Building from a slow start

The initiative got the green light, but it didn’t exactly get off to a rip-roaring start. For its first survey, the team’s participation didn’t even reach 50%. But momentum started to build after a couple rounds of survey results pointed to issues that leadership had suspected, and seeing confirmation led to action. A couple of employees who weren’t an ideal culture fit were managed out, and when others saw that leadership was taking survey feedback seriously, participation grew quickly.

Ebelt called Morrison-Maierle Systems President Shaun Brown’s team “a shining example” of the progress the initiative has facilitated: “They’ve gone from among the least to most engaged,” she said. “And that’s a result of Shaun’s leadership and the success of the 15five surveying and coaching.”

Brown talks about the process as one that builds on itself: As he and the other leaders identified issues and took action, more employees bought into the process, and the information gleaned from surveys became more thorough and valuable. None of that would have been possible, he said, without investment from the company’s leaders.

“There was always the message coming to us and from us, as managers, that this wasn’t just going to sit on the shelf,” Brown said. “That’s where the success came in. We had buy-in at the very top, and so we gave it everything we had and continued to encourage our team to participate.”

“One of the many strengths of our CEO is communication,” Ebelt said. “He is very purposeful, and he had bought in 100%. We’ve been a team, and that top-down communication has been a big element of this process.”

Leaning on 15five coaches

For Brown, working with survey results and 15five coaching has meant taking a close look at some of his own areas for improvement.

“Our most recent survey was telling,” he said. “I found that a lot of my senior staff were not engaged. I set up coaching with 15five and dug into that, found that I wasn’t letting people be accountable. I was too quick to respond and didn’t let my senior staff handle issues and grow. I’m really excited to see whether the changes I’ve made have been effective.”

Brown cites the coaching he receives after survey results as adding great value in moving his management style and his team performance forward so notably. 

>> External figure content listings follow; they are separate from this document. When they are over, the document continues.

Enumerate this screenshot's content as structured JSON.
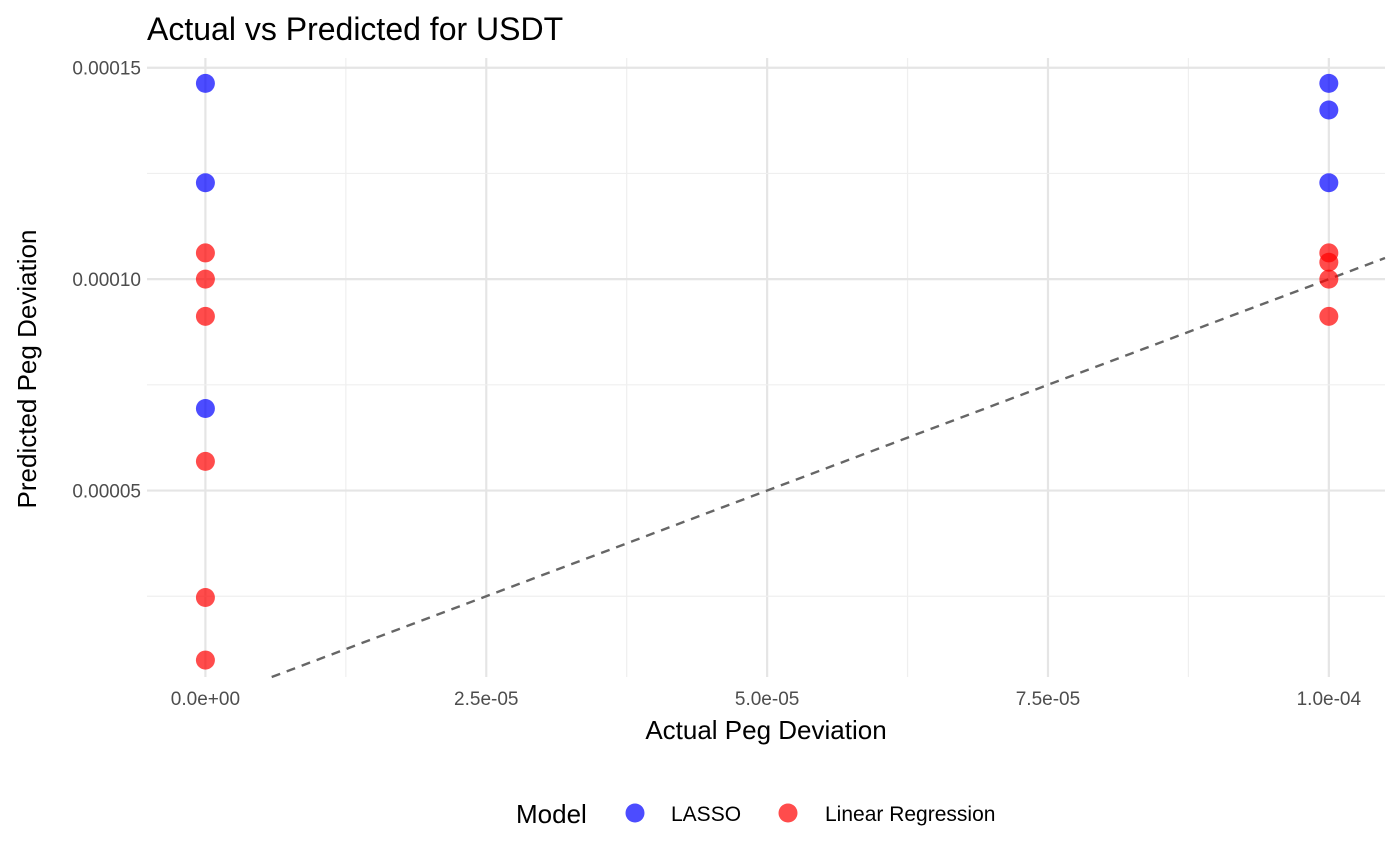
{
  "chart_data": {
    "type": "scatter",
    "title": "Actual vs Predicted for USDT",
    "xlabel": "Actual Peg Deviation",
    "ylabel": "Predicted Peg Deviation",
    "xlim": [
      -5.2e-06,
      0.000105
    ],
    "ylim": [
      5.9e-06,
      0.0001523
    ],
    "x_ticks": [
      {
        "value": 0,
        "label": "0.0e+00"
      },
      {
        "value": 2.5e-05,
        "label": "2.5e-05"
      },
      {
        "value": 5e-05,
        "label": "5.0e-05"
      },
      {
        "value": 7.5e-05,
        "label": "7.5e-05"
      },
      {
        "value": 0.0001,
        "label": "1.0e-04"
      }
    ],
    "y_ticks": [
      {
        "value": 5e-05,
        "label": "0.00005"
      },
      {
        "value": 0.0001,
        "label": "0.00010"
      },
      {
        "value": 0.00015,
        "label": "0.00015"
      }
    ],
    "grid": true,
    "reference_line": {
      "style": "dashed",
      "color": "#666666",
      "slope": 1,
      "intercept": 0
    },
    "legend": {
      "title": "Model",
      "placement": "bottom"
    },
    "series": [
      {
        "name": "LASSO",
        "color": "#0000ff",
        "points": [
          {
            "x": 0,
            "y": 0.0001463
          },
          {
            "x": 0,
            "y": 0.0001228
          },
          {
            "x": 0,
            "y": 6.94e-05
          },
          {
            "x": 0.0001,
            "y": 0.0001463
          },
          {
            "x": 0.0001,
            "y": 0.00014
          },
          {
            "x": 0.0001,
            "y": 0.0001228
          }
        ]
      },
      {
        "name": "Linear Regression",
        "color": "#ff0000",
        "points": [
          {
            "x": 0,
            "y": 0.0001062
          },
          {
            "x": 0,
            "y": 0.0001
          },
          {
            "x": 0,
            "y": 9.12e-05
          },
          {
            "x": 0,
            "y": 5.69e-05
          },
          {
            "x": 0,
            "y": 2.47e-05
          },
          {
            "x": 0,
            "y": 9.9e-06
          },
          {
            "x": 0.0001,
            "y": 0.0001062
          },
          {
            "x": 0.0001,
            "y": 0.000104
          },
          {
            "x": 0.0001,
            "y": 0.0001
          },
          {
            "x": 0.0001,
            "y": 9.12e-05
          }
        ]
      }
    ]
  }
}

“I don’t know what I don’t know,” he said, “and having an 15five expert to help me understand our scores and pinpoint issues is invaluable. It’s impressive how they interpret the results and drill down into actionable items.

“A survey’s great, but it’s just information. Someone to help you decipher that information and come up with things you can actually do is the real value to me.”

Looking forward

Not only has the Systems department moved from least to most engaged, it finished 2019 with the strongest revenues they have seen in years. And because the team is functioning more cohesively and productively, they’re handling the same client load without replacing the employees who had been acting as roadblocks.

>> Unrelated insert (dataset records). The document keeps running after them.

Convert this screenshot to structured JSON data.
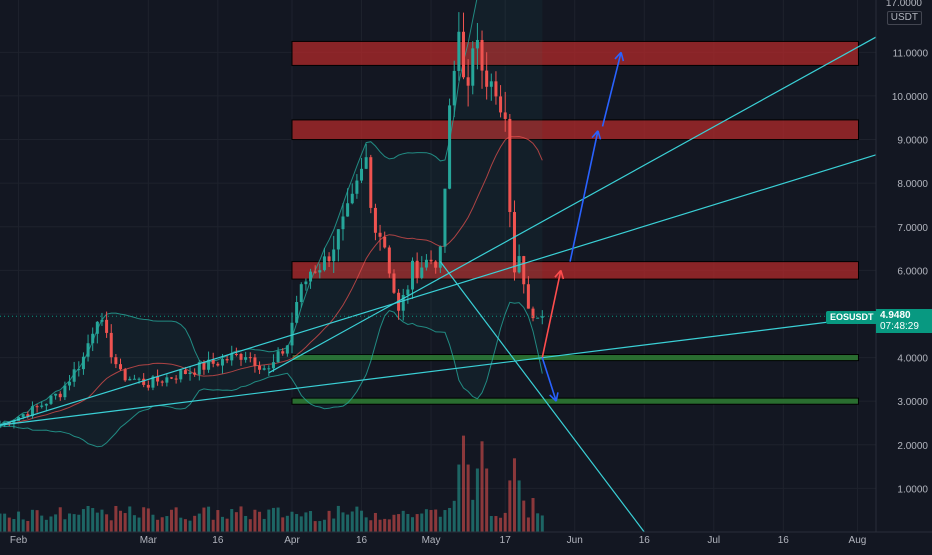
{
  "header": {
    "top_price": "17.0000",
    "currency": "USDT"
  },
  "symbol_tag": {
    "symbol": "EOSUSDT",
    "price": "4.9480",
    "countdown": "07:48:29",
    "color": "#089981"
  },
  "colors": {
    "background": "#131722",
    "bull": "#26a69a",
    "bear": "#ef5350",
    "trendline": "#3ad0d6",
    "arrow_up": "#ff4d4d",
    "arrow_blue": "#2962ff",
    "resistance_zone": "#b22a2a",
    "support_zone": "#2e7d32"
  },
  "chart_data": {
    "type": "candlestick",
    "symbol": "EOSUSDT",
    "y_scale": "linear",
    "ylim": [
      0,
      12.2
    ],
    "y_ticks": [
      1,
      2,
      3,
      4,
      5,
      6,
      7,
      8,
      9,
      10,
      11
    ],
    "y_tick_labels": [
      "1.0000",
      "2.0000",
      "3.0000",
      "4.0000",
      "",
      "6.0000",
      "7.0000",
      "8.0000",
      "9.0000",
      "10.0000",
      "11.0000"
    ],
    "x_start": "2021-01-28",
    "x_end": "2021-08-05",
    "x_ticks": [
      {
        "date": "2021-02-01",
        "label": "Feb"
      },
      {
        "date": "2021-03-01",
        "label": "Mar"
      },
      {
        "date": "2021-03-16",
        "label": "16"
      },
      {
        "date": "2021-04-01",
        "label": "Apr"
      },
      {
        "date": "2021-04-16",
        "label": "16"
      },
      {
        "date": "2021-05-01",
        "label": "May"
      },
      {
        "date": "2021-05-17",
        "label": "17"
      },
      {
        "date": "2021-06-01",
        "label": "Jun"
      },
      {
        "date": "2021-06-16",
        "label": "16"
      },
      {
        "date": "2021-07-01",
        "label": "Jul"
      },
      {
        "date": "2021-07-16",
        "label": "16"
      },
      {
        "date": "2021-08-01",
        "label": "Aug"
      }
    ],
    "close_keyframes": [
      [
        "2021-01-28",
        2.45
      ],
      [
        "2021-02-05",
        2.85
      ],
      [
        "2021-02-10",
        3.2
      ],
      [
        "2021-02-15",
        4.0
      ],
      [
        "2021-02-18",
        5.0
      ],
      [
        "2021-02-20",
        4.4
      ],
      [
        "2021-02-23",
        3.6
      ],
      [
        "2021-03-01",
        3.4
      ],
      [
        "2021-03-10",
        3.7
      ],
      [
        "2021-03-16",
        3.9
      ],
      [
        "2021-03-22",
        4.1
      ],
      [
        "2021-03-27",
        3.7
      ],
      [
        "2021-03-31",
        4.3
      ],
      [
        "2021-04-02",
        5.3
      ],
      [
        "2021-04-05",
        6.0
      ],
      [
        "2021-04-08",
        6.2
      ],
      [
        "2021-04-11",
        6.8
      ],
      [
        "2021-04-14",
        7.5
      ],
      [
        "2021-04-17",
        8.5
      ],
      [
        "2021-04-18",
        7.4
      ],
      [
        "2021-04-21",
        6.6
      ],
      [
        "2021-04-24",
        5.0
      ],
      [
        "2021-04-27",
        6.0
      ],
      [
        "2021-04-30",
        6.2
      ],
      [
        "2021-05-03",
        6.3
      ],
      [
        "2021-05-05",
        9.5
      ],
      [
        "2021-05-07",
        11.5
      ],
      [
        "2021-05-09",
        10.0
      ],
      [
        "2021-05-11",
        11.5
      ],
      [
        "2021-05-13",
        10.5
      ],
      [
        "2021-05-16",
        9.5
      ],
      [
        "2021-05-17",
        9.2
      ],
      [
        "2021-05-19",
        5.8
      ],
      [
        "2021-05-20",
        6.5
      ],
      [
        "2021-05-22",
        5.3
      ],
      [
        "2021-05-24",
        4.9
      ],
      [
        "2021-05-25",
        4.95
      ]
    ],
    "volume_peaks": [
      [
        "2021-02-17",
        0.55
      ],
      [
        "2021-04-13",
        0.4
      ],
      [
        "2021-05-06",
        0.55
      ],
      [
        "2021-05-08",
        1.7
      ],
      [
        "2021-05-12",
        1.6
      ],
      [
        "2021-05-19",
        1.3
      ]
    ],
    "resistance_zones": [
      [
        10.7,
        11.25
      ],
      [
        9.0,
        9.45
      ],
      [
        5.8,
        6.2
      ]
    ],
    "support_zones": [
      [
        3.93,
        4.07
      ],
      [
        2.93,
        3.07
      ]
    ],
    "trendlines": [
      {
        "from": [
          "2021-01-28",
          2.45
        ],
        "to": [
          "2021-08-05",
          4.95
        ]
      },
      {
        "from": [
          "2021-01-28",
          2.45
        ],
        "to": [
          "2021-08-05",
          8.65
        ]
      },
      {
        "from": [
          "2021-03-27",
          3.65
        ],
        "to": [
          "2021-08-05",
          11.35
        ]
      },
      {
        "from": [
          "2021-05-03",
          6.2
        ],
        "to": [
          "2021-06-16",
          0
        ]
      }
    ],
    "arrows": [
      {
        "from": [
          "2021-05-25",
          4.0
        ],
        "to": [
          "2021-05-29",
          6.0
        ],
        "color": "red"
      },
      {
        "from": [
          "2021-05-31",
          6.2
        ],
        "to": [
          "2021-06-06",
          9.2
        ],
        "color": "blue"
      },
      {
        "from": [
          "2021-06-07",
          9.3
        ],
        "to": [
          "2021-06-11",
          11.0
        ],
        "color": "blue"
      },
      {
        "from": [
          "2021-05-25",
          4.0
        ],
        "to": [
          "2021-05-28",
          3.0
        ],
        "color": "blue"
      }
    ]
  }
}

As the department moves forward, Ebelt and Brown anticipate applying what they’ve learned to the hiring process. Recognizing the impact of removing difficult employees has led them to reconsider how they screen and hire candidates.

“In the past, we have settled for people who didn’t check all the boxes, but we could get them into a seat,” Ebelt said. “We recognize now that we’re better off waiting than to plug in someone who isn’t just right.”

They’ll have plenty to work with: Their first survey results of 2020 brought the highest-ever participation. And their best-yet engagement score.